The Medicare Payment Advisory Commission has recommended a 4% reduction in skilled nursing facility payments in 2016, prompting an outcry from providers.

MedPAC in the past has calculated long-term care margins to be much higher than providers say they are. However, at a meeting Thursday, the group put the overall 2012 LTC margin at 1.8%. The recommended reimbursement reductions cannot be reconciled with margins that are so low, and such cuts would threaten resident care and the implementation of healthcare reform, said critics at the American Health Care Association/National Center for Assisted Living, the nation’s largest provider organization.

“The skilled nursing profession welcomes new payment models, but cuts to the market basket will only thwart providers’ ability to prepare and invest in these reforms,” said Mark Parkinson, CEO and president of AHCA/NCAL.

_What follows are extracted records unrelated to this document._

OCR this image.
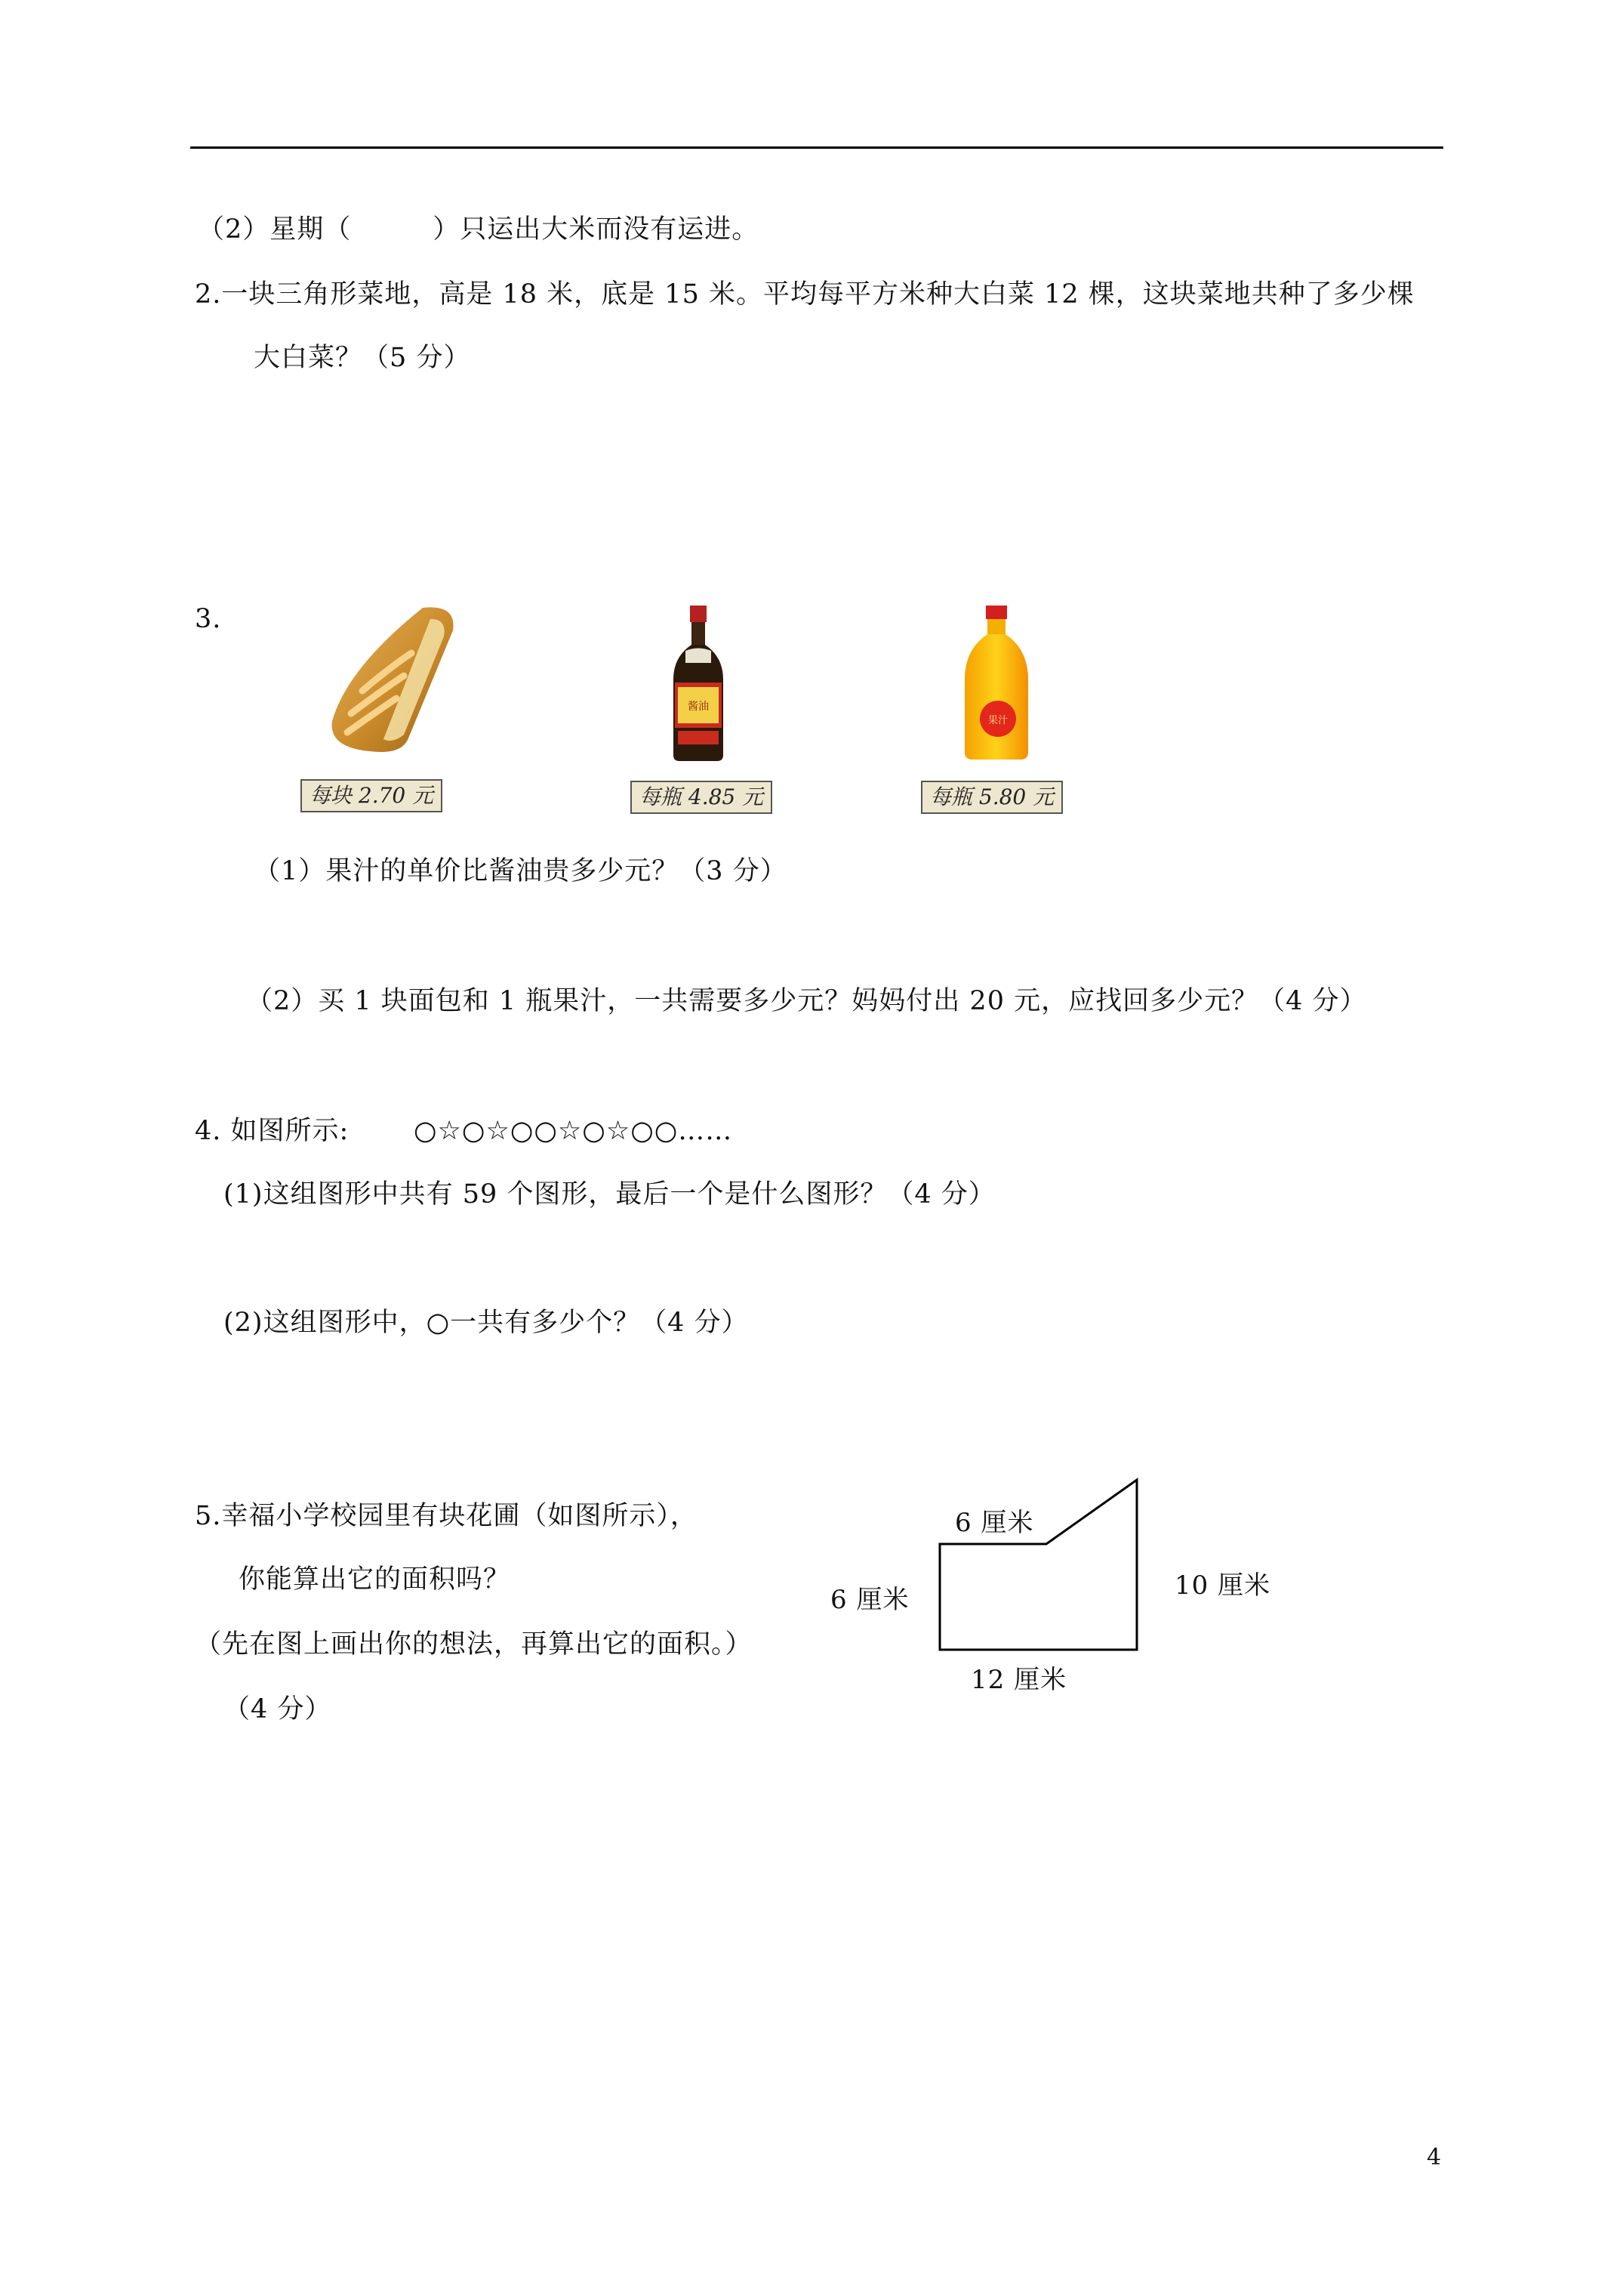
（2）星期（　　　）只运出大米而没有运进。
2.一块三角形菜地，高是 18 米，底是 15 米。平均每平方米种大白菜 12 棵，这块菜地共种了多少棵
大白菜？（5 分）
3.
每块 2.70 元
酱油
每瓶 4.85 元
果汁
每瓶 5.80 元
（1）果汁的单价比酱油贵多少元？（3 分）
（2）买 1 块面包和 1 瓶果汁，一共需要多少元？妈妈付出 20 元，应找回多少元？（4 分）
4. 如图所示: ○☆○☆○○☆○☆○○……
(1)这组图形中共有 59 个图形，最后一个是什么图形？（4 分）
(2)这组图形中，○一共有多少个？（4 分）
5.幸福小学校园里有块花圃（如图所示），
你能算出它的面积吗？
（先在图上画出你的想法，再算出它的面积。）
（4 分）
6 厘米
6 厘米	10 厘米
12 厘米
4
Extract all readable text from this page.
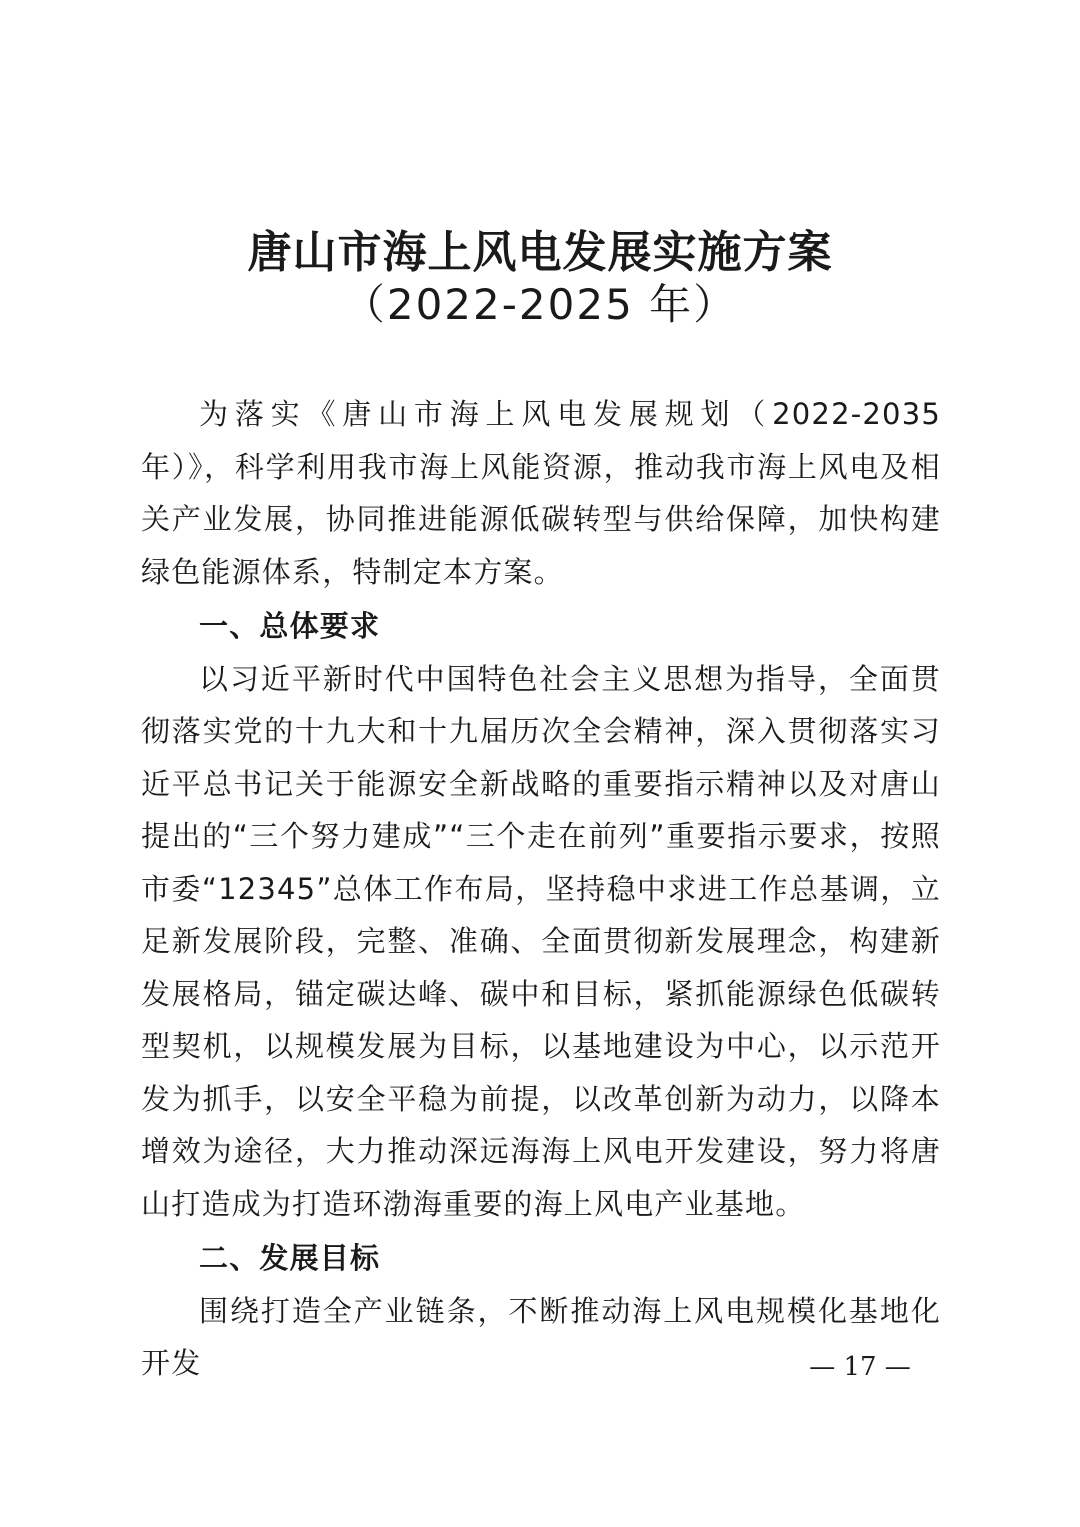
唐山市海上风电发展实施方案
（2022-2025 年）

为落实《唐山市海上风电发展规划（2022-2035 年）》，科学利用我市海上风能资源，推动我市海上风电及相关产业发展，协同推进能源低碳转型与供给保障，加快构建绿色能源体系，特制定本方案。

一、总体要求

以习近平新时代中国特色社会主义思想为指导，全面贯彻落实党的十九大和十九届历次全会精神，深入贯彻落实习近平总书记关于能源安全新战略的重要指示精神以及对唐山提出的“三个努力建成”“三个走在前列”重要指示要求，按照市委“12345”总体工作布局，坚持稳中求进工作总基调，立足新发展阶段，完整、准确、全面贯彻新发展理念，构建新发展格局，锚定碳达峰、碳中和目标，紧抓能源绿色低碳转型契机，以规模发展为目标，以基地建设为中心，以示范开发为抓手，以安全平稳为前提，以改革创新为动力，以降本增效为途径，大力推动深远海海上风电开发建设，努力将唐山打造成为打造环渤海重要的海上风电产业基地。

二、发展目标

围绕打造全产业链条，不断推动海上风电规模化基地化开发	— 17 —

In January 2012, MedPAC called for a 4% reduction to take effect in fiscal year 2014, with subsequent cuts to follow. The group, which provides Medicare policy guidance to Congress, formalized that recommendation in March.

As with all MedPAC recommendations to cut LTC provider payments in recent years, lawmakers essentially chose to ignore them last year. Instead, they made gentler adjustments.

MedPAC commissioners also recently said that post-acute payment reform could begin by narrowing the difference between therapy reimbursements for skilled nursing facilities and inpatient rehabilitation facilities. An American Hospital Association executive blasted this proposal in a Dec. 11 letter to MedPAC Chairman Glenn M. Hackbarth.

“IRFs are required to admit only patients who require hospital-level services, and payments should reflect the cost of providing that level of care,” wrote Linda E. Fishman, AHA senior vice president, public policy analysis and development. “SNF rates are wholly inadequate for IRF-level care.”